Opam 1.2.0 will be actively deprecated in favour of opam 1.2.2, which now becomes the only supported stable release.

Why deprecate opam 1.2.0

OPAM 1.2.0 was released in October 2014, and saw rapid uptake from the community. We did some rapid bugfixing to solve common problems, and OPAM 1.2.2 was released in April 2015. Since then, 1.2.2 has been a very solid release and has been the stable version in use to date.

Unfortunately, part of the bugfixes in the 1.2.2 series resulted in an opam file format that is not fully backwards compatible with the 1.2.0 syntax, and the net effect is that users of 1.2.0 now see a broken package repository. Our CI tests for new packages regularly fail on 1.2.0, even if they succeed on 1.2.2 and higher.

As we prepare the plan for 1.2.2 -> 2.0 migration, it is clear that we need a "one-in one-out" policy on releases in order to preserve the overall health of the package repository -- maintaining three separate releases and formats of the repository is not practical. Therefore the 1.2.0 release needs to be actively deprecated, and we could use some help from the community to make this happen.

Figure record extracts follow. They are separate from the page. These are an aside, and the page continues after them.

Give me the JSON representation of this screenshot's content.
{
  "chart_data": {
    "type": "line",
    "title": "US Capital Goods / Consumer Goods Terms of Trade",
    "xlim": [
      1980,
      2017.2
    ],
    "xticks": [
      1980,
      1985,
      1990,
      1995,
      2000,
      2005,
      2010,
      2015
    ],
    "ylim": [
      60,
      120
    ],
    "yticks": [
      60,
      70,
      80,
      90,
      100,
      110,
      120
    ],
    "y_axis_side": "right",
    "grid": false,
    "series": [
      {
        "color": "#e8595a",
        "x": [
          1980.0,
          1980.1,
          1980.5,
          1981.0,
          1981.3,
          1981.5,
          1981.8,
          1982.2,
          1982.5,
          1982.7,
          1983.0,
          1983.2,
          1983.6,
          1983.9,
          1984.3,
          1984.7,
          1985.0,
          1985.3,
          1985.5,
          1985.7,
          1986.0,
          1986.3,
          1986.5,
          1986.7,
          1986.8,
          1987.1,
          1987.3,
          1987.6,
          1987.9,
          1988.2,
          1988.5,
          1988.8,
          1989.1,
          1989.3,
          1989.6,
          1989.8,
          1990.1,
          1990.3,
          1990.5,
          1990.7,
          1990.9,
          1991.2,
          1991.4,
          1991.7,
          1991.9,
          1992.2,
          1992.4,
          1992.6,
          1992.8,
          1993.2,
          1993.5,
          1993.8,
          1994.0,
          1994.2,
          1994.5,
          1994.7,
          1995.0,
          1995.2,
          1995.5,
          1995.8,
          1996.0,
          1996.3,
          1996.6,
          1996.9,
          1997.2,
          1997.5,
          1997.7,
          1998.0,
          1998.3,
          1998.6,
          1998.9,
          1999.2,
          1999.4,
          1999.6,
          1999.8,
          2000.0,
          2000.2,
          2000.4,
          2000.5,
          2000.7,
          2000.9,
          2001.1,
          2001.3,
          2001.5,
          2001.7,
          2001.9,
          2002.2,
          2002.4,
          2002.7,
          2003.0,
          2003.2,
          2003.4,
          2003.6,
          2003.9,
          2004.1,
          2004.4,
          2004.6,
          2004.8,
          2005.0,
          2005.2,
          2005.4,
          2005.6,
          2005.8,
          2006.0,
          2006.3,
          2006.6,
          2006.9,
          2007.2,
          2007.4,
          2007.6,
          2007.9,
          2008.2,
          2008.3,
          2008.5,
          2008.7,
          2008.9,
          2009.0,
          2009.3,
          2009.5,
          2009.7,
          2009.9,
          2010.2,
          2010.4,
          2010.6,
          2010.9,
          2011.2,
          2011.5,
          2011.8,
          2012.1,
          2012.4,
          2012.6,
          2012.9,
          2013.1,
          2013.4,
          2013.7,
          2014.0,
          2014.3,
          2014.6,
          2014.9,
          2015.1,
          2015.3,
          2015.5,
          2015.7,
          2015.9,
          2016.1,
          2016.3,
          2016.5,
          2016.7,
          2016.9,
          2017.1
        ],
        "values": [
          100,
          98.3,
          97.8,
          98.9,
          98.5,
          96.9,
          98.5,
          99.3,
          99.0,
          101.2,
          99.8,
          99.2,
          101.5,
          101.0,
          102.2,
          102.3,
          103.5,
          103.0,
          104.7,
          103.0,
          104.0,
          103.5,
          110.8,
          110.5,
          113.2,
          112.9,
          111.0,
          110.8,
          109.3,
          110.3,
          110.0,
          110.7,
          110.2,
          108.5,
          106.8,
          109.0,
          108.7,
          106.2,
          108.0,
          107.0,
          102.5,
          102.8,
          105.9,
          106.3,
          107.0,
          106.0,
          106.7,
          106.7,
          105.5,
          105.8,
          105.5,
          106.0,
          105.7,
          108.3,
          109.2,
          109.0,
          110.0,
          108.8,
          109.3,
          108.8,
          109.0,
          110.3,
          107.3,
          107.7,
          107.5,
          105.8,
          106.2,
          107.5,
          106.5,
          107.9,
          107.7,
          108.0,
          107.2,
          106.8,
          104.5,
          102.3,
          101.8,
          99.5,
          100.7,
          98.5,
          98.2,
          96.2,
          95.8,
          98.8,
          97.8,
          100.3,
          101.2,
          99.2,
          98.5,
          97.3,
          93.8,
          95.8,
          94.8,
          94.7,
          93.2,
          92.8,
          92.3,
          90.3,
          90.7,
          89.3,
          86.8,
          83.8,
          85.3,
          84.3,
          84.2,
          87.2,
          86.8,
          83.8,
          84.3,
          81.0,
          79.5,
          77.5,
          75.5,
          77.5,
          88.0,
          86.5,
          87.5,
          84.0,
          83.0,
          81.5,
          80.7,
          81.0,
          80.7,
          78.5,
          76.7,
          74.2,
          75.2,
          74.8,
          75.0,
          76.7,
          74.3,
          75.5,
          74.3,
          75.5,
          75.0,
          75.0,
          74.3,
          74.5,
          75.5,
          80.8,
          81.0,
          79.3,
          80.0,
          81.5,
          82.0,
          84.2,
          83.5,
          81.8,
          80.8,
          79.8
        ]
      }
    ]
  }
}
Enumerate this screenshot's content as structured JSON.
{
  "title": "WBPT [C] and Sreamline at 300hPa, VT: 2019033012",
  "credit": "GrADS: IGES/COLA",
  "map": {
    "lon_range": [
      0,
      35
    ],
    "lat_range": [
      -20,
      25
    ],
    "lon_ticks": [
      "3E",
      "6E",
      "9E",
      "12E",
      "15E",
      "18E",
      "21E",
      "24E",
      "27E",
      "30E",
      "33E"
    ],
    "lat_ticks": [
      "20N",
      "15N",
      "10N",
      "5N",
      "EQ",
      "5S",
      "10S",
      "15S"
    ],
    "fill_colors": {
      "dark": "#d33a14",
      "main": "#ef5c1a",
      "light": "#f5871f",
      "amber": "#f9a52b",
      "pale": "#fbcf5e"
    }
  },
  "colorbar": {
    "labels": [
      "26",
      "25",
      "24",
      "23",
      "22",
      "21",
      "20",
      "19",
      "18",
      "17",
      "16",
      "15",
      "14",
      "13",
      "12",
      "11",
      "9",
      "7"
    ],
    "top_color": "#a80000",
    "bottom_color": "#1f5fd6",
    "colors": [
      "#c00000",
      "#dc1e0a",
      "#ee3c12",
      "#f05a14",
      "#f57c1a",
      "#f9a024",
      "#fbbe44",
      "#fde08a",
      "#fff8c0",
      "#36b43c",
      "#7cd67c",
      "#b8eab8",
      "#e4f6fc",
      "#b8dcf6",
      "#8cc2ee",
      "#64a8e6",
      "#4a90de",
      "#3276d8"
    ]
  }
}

Who is still using opam 1.2.0?

I found that the Debian Jessie (stable) release includes 1.2.0, and this is probably the last major distribution including it. The Debian Stretch is due to become the stable release on the 17th June 2017, and so at that point there will hopefully be no distributions actively sending opam 1.2.0 out.

How do we deprecate it?

The format changes, although small, would cause errors on 1.2.0 users with the main repository. To avoid those, as was done for 1.1.0, we are going to redirect users of 1.2.0 to a frozen mirror of the repository, making new package updates unavailable to them.

If there are any remaining users of opam 1.2.0, particularly industrial ones, please reach out (e.g. on Github). By performing an active deprecation of an older release, we hope we can focus our efforts on ensuring the opam users have a good out-of-the-box experience with opam 1.2.2 and the forthcoming opam 2.0.